La Suède devrait réévaluer ses politiques et ses propositions, et se recentrer sur des actions concrètes et ciblées visant à faire en sorte que ses politiques climatiques suivent une trajectoire lui permettant d’atteindre ses objectifs nationaux et ceux de l’UE. Le gouvernement devrait rendre son plan d’action climatique plus spécifique en fixant des étapes claires et mesurables et en définissant des mesures détaillées pour réduire efficacement les émissions et accroître les absorptions nettes du secteur UTCATF. Une commission d’enquête gouvernementale est chargée de définir des stratégies efficaces pour éliminer les combustibles fossiles et atteindre les objectifs RRE à l’horizon 2030 et l’objectif climatique à l’horizon 2045, et devrait rendre ses conclusions en mai 2026. Comme le recommandaient la précédente Étude économique de l’OCDE (OCDE, 2023) et le dernier Examen environnemental de la Suède réalisé par l’OCDE (OCDE, 2025 [46]), la Suède devrait s’attacher à renforcer son train de mesures global pour réduire les émissions dans tous les secteurs, en particulier dans ceux non couverts par le SEQE-UE comme les transports, l’agriculture et le secteur UTCATF, notamment en améliorant la surveillance des émissions agricoles, en rétablissant des incitations ciblées en faveur des véhicules électriques, comme un système de prime (tableau 2.1), et en annulant les récentes mesures d’assouplissement de la politique climatique mentionnés ci-dessus.
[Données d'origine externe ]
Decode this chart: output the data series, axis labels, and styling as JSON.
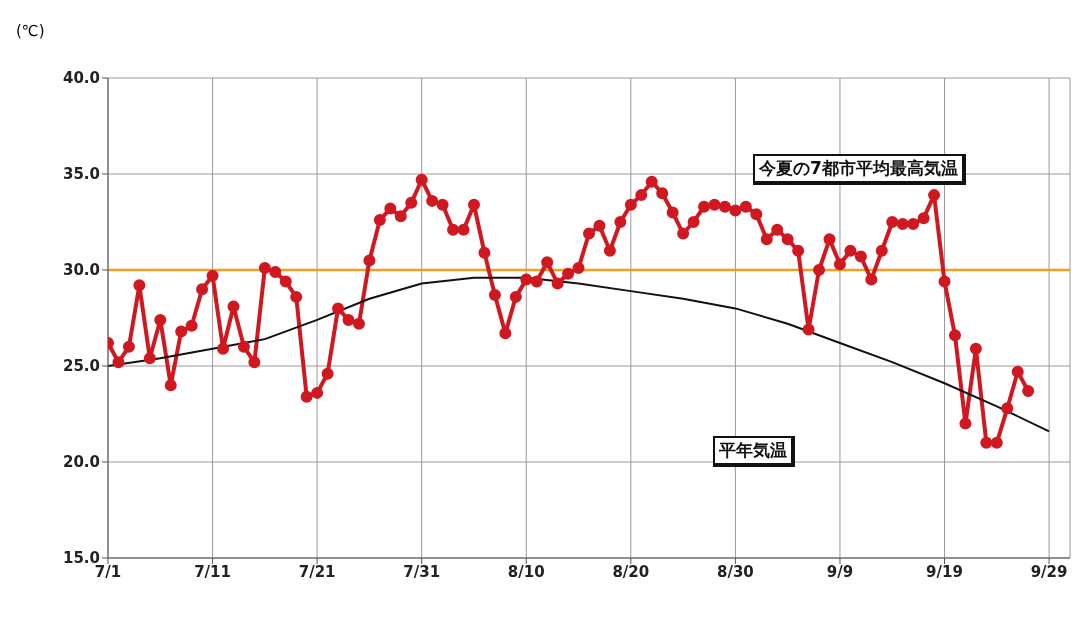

La Suède devrait également développer ses politiques en faveur des émissions négatives en introduisant des subventions ou des crédits d’impôt pour les technologies qui ne sont actuellement pas couvertes par le système d’échange de quotas d’émission de l’UE ni par la taxe carbone suédoise, et rechercher des synergies entre la préservation de la biodiversité et la séquestration du carbone dans les forêts et les zones humides.